The next phase of the project has been reaching out to patients. I developed a survey to distribute to a sample of patients to gauge their interest in various elements of the pilot program that my team and I proposed. We developed the pilot program based on a thorough literature review and interviews with experts and innovators who have experience with diabetes management, and more broadly chronic care management, programs. However, the patient population is the most important to get input from before we can finalize the pilot proposal.

This piece of the project has been challenging, as there have been logistical barriers to overcome to distribute the survey. With technological barriers, such as limited access to broadband internet in the county, my team and I ultimately decided the best way to connect with patients would be via phone calls. This month we will be working on calling a sample of the patients, randomly selected in line with the overall demographics of patients at Hope Clinic.

The patient survey is crucial because the pilot will only be useful for patients if it’s in line with their needs and the activities that they are interested in participating in. The survey closes with the question ‘Is there anything that you would like to see in your community that could improve your health or quality of life?’ connecting directly with people that will engage with this program is crucial. I am not a resident of Pamlico County, nor do I have a chronic health condition that requires ongoing care. While the pilot program was developed based on research and talking to stakeholders who have developed similar programs in other locations, getting the input from those who would be using the program is crucial.

If all goes as planned, the patient survey will be complete by the end of the month and the pilot program can be refined and finalized. Once finalized, the program will be rolled out in three different phases based on level of effort and funding required to start the phase. There are two more urgent elements of the pilot that my team and I want to pursue as soon as possible.

The first element includes increasing opportunities for physical fitness for patients, as well as their families and friends, to engage in in the community. As Spring approaches and the weather is nicer, this is soon to be the perfect time for outdoor, socially-distanced fitness classes. We are in contact with various fitness instructors in the area to arrange outdoor classes and take advantage of this optimal timing.

The second element includes coordinating access to food resources for individuals experiencing food insecurity. Food insecurity has increased nationwide as a result of the COVID-19 pandemic and the rise in unemployment that we saw nationwide as a result. At the close of 2020, North Carolina Central University (NCCU) studied the effect of COVID-19 on lost income and increased food insecurity in North Carolina. The study found an increasing number of North Carolinians are relying on friends, family, and charity resources for food.

This element of the pilot is also timely due to a recent closure of one of the county’s grocery stores.
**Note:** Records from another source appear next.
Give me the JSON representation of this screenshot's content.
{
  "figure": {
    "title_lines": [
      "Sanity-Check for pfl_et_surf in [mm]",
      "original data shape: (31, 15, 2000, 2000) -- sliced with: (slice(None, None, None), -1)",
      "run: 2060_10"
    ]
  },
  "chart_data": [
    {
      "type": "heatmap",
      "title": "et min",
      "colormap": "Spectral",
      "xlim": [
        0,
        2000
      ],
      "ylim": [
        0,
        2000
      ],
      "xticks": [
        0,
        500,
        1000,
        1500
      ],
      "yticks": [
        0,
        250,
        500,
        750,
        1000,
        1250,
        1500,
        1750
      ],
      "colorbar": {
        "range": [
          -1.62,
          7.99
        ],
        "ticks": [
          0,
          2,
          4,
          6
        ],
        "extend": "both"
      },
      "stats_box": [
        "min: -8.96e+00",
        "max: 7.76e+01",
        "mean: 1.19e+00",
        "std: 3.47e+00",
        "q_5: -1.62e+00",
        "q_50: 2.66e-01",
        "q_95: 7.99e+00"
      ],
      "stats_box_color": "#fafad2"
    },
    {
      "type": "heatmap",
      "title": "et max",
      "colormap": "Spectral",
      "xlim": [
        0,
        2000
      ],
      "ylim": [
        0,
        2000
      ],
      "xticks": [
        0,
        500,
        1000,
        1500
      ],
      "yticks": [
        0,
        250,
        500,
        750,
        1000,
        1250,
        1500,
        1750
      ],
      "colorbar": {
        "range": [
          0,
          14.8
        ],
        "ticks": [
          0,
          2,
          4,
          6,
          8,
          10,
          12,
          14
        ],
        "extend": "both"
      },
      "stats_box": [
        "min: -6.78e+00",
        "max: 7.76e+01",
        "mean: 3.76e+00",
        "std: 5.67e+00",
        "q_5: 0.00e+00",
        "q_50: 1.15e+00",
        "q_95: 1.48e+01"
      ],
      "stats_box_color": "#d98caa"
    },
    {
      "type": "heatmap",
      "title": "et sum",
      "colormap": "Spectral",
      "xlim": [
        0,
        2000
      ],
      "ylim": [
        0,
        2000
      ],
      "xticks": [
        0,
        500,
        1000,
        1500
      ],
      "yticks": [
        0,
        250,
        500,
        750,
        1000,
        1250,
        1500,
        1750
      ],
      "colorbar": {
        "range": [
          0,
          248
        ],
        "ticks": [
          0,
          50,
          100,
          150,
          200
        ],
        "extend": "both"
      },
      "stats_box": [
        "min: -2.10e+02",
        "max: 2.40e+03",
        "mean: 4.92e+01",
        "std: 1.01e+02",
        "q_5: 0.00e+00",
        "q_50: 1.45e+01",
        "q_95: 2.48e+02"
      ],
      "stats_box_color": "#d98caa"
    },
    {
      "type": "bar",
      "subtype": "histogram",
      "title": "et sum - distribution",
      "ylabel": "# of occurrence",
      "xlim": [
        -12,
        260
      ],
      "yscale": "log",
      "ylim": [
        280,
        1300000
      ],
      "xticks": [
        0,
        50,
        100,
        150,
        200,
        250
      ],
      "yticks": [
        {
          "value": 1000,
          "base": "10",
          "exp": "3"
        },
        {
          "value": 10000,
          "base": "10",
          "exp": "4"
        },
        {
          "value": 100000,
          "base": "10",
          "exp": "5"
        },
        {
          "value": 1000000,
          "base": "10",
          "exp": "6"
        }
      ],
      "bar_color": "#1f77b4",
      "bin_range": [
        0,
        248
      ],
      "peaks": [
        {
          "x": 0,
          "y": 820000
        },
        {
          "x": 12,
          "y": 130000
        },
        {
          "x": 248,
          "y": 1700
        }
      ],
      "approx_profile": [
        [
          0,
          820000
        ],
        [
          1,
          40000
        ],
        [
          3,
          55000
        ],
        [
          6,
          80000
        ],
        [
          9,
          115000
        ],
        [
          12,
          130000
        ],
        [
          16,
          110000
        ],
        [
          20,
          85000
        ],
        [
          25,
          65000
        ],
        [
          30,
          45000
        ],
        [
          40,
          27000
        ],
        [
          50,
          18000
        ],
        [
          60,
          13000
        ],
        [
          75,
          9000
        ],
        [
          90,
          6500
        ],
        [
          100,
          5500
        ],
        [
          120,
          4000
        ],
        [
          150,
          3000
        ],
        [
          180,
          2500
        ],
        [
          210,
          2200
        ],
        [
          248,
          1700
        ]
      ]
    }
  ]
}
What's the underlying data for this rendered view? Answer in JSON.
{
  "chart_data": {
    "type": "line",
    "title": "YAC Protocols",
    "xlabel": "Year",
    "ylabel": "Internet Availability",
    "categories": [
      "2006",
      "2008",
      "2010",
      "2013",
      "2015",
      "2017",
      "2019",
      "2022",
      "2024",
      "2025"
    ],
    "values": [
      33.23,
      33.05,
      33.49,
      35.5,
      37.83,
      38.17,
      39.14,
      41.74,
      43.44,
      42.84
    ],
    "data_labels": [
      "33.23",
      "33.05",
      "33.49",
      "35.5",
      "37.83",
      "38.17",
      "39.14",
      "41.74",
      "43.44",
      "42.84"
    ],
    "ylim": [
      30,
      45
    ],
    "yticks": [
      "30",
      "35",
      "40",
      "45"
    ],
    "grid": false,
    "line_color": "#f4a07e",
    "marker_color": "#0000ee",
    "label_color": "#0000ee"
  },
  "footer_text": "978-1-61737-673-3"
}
The Piggly Wiggly in Grantsboro closed at the end of February after sales plummeted last year. Residents of Pamlico may now have less access to fresh foods in the county, particularly in the particular city the Piggly Wiggly was located in.

The local church network is extensive in Pamlico. As such, this element of the pilot involves reaching out to the local churches that operate food pantries and helping to coordinate services to get food to the patients who need is. Another element involves troubleshooting transportation. There is extremely limited public transportation available in the county, and limited ride-sharing options. We are considering options for distributing gas cards or connecting patients to volunteer drivers to access food pantries that they are typically not able to access.

Arianna Farmer is a second-year Master of Public Policy candidate. She studied global health and social policy as an undergraduate at Northwestern University. Arianna is interested in implementing policy changes to increase equitable health outcomes at the state and local levels, particularly in underserved communities. She hopes to better understand health disparities in rural communities and develop innovative models to address those disparities.